How show that $a_{n}=n$ if $ a_{n+1}+a_{n-1}=\frac{2n}{a_{n}-a_{n-1}}$

Question

define sequence $\{a_{n}\}$ such $a_{1}=1,a_{2}=2$, and such $$ a_{n+1}+a_{n-1}=\dfrac{2n}{a_{n}-a_{n-1}},n\ge 2$$

show that:$$a_{n}=n$$

I want use without induction solve this sequence?

Answer 1

Yes. Use induction. Suppose that $a_{k}=k$ for $k=1,...,n$. Then $$a_{n+1}=\frac{2n}{a_{n}-a_{n-1}}-a_{n-1}=\frac{2n}{n-(n-1)}-(n-1)=2n-n+1=n+1.$$

Answer 2

There might be no way to solve this without induction. I will prove this at least for attempts making use of any kind of algebraic or analytic manipulation. For attempts making use of construction (or something else), this may or may not apply.

Proof

The recurrence relation at hand requires that to evaluate any general $a_{n}, n \gt 2$, we know the difference $a_{n - 1} - a_{n - 2}$, beforehand. For any such general $n$, this difference might be $0$. To attempt to conduct any kind of analysis on $a_n$ must then assume that this difference can never be $0$. However, without having conducted any kind of analysis on $a_n$, this assumption is not justified.

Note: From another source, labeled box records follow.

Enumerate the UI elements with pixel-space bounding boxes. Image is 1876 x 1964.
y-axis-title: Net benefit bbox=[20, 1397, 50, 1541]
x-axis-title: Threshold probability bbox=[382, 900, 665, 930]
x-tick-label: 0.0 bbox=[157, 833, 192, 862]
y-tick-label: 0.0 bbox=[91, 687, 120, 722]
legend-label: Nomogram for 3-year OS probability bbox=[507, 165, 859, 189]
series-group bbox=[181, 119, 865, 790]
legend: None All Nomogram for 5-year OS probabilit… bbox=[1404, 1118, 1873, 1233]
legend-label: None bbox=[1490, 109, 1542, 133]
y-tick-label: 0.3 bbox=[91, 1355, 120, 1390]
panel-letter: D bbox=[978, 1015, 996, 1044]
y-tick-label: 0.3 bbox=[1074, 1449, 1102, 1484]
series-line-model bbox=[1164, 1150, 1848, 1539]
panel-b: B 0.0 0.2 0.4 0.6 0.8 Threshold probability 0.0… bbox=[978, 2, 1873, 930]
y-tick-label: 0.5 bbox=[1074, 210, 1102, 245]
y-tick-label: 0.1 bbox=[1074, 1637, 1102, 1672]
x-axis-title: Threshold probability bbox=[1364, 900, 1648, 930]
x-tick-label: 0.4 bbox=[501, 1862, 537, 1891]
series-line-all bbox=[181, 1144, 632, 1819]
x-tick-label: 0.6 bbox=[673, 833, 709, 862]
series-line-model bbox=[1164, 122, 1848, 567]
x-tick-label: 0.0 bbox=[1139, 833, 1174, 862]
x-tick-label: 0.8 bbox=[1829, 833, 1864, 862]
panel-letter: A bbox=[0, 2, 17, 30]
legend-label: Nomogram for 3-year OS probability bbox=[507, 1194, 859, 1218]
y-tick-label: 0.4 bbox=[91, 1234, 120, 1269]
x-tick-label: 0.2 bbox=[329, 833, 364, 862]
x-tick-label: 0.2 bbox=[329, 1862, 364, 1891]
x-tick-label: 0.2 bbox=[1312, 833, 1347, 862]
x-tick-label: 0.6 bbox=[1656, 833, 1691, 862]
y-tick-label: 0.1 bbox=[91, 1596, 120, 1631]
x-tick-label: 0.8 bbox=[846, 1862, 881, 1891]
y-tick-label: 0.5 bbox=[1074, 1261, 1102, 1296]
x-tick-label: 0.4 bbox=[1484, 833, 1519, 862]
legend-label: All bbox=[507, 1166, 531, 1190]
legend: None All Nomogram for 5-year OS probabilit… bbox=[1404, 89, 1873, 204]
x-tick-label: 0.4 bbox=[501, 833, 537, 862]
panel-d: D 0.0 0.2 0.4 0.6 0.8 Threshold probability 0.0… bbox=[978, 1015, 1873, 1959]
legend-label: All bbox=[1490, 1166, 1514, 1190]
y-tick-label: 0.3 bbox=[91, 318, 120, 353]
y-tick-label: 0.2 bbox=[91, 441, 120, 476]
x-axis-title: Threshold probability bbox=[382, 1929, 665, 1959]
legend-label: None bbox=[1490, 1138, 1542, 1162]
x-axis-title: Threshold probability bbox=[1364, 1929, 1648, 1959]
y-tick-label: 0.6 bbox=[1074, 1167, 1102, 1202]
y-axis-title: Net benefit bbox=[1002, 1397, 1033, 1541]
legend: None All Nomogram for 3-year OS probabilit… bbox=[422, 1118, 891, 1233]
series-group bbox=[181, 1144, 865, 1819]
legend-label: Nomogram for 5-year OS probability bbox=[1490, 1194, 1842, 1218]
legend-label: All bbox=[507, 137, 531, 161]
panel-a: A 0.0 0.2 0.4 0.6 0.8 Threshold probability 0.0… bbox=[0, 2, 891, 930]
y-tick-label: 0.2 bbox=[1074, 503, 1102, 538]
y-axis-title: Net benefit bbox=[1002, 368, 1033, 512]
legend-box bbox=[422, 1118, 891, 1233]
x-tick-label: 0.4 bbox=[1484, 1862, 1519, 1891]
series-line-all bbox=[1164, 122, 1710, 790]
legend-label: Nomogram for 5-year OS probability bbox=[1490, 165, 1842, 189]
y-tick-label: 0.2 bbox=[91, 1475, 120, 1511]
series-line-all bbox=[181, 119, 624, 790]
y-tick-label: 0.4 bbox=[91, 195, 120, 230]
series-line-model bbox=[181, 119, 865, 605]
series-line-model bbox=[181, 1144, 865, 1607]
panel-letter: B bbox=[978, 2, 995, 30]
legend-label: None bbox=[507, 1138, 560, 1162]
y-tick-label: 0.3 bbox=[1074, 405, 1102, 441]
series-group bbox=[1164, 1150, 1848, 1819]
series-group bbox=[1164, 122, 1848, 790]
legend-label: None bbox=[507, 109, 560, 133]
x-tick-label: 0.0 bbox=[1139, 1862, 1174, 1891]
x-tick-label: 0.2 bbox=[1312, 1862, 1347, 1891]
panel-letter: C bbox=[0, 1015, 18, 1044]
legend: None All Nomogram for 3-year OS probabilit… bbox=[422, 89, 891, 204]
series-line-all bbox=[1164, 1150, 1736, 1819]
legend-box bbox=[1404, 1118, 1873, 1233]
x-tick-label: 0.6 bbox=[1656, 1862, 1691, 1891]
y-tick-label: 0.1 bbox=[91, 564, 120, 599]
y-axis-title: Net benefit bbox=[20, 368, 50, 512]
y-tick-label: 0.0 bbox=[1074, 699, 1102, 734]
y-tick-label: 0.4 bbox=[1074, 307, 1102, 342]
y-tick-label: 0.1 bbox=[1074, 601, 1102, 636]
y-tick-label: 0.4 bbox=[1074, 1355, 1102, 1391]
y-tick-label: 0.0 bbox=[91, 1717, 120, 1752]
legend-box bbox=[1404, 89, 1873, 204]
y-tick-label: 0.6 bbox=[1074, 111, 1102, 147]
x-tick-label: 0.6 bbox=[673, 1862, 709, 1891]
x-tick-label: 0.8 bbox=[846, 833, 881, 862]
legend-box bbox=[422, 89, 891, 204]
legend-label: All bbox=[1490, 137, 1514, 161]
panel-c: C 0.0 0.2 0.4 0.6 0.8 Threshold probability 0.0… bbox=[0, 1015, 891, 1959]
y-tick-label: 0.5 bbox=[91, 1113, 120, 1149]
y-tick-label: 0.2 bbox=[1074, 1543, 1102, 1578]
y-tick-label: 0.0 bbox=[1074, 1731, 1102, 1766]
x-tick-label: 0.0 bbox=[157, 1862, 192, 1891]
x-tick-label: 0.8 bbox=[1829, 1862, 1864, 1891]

This, in fact, is exactly what the inductive step accomplishes. Therefore, no algebraic or analytic proof not making use of induction exists for this recurrence relation's closed form.

Now, I suspect induction might somehow show up for other approaches to this problem as well, perhaps not directly related to $a_n$. However, I cannot say anything about these cases with certainty.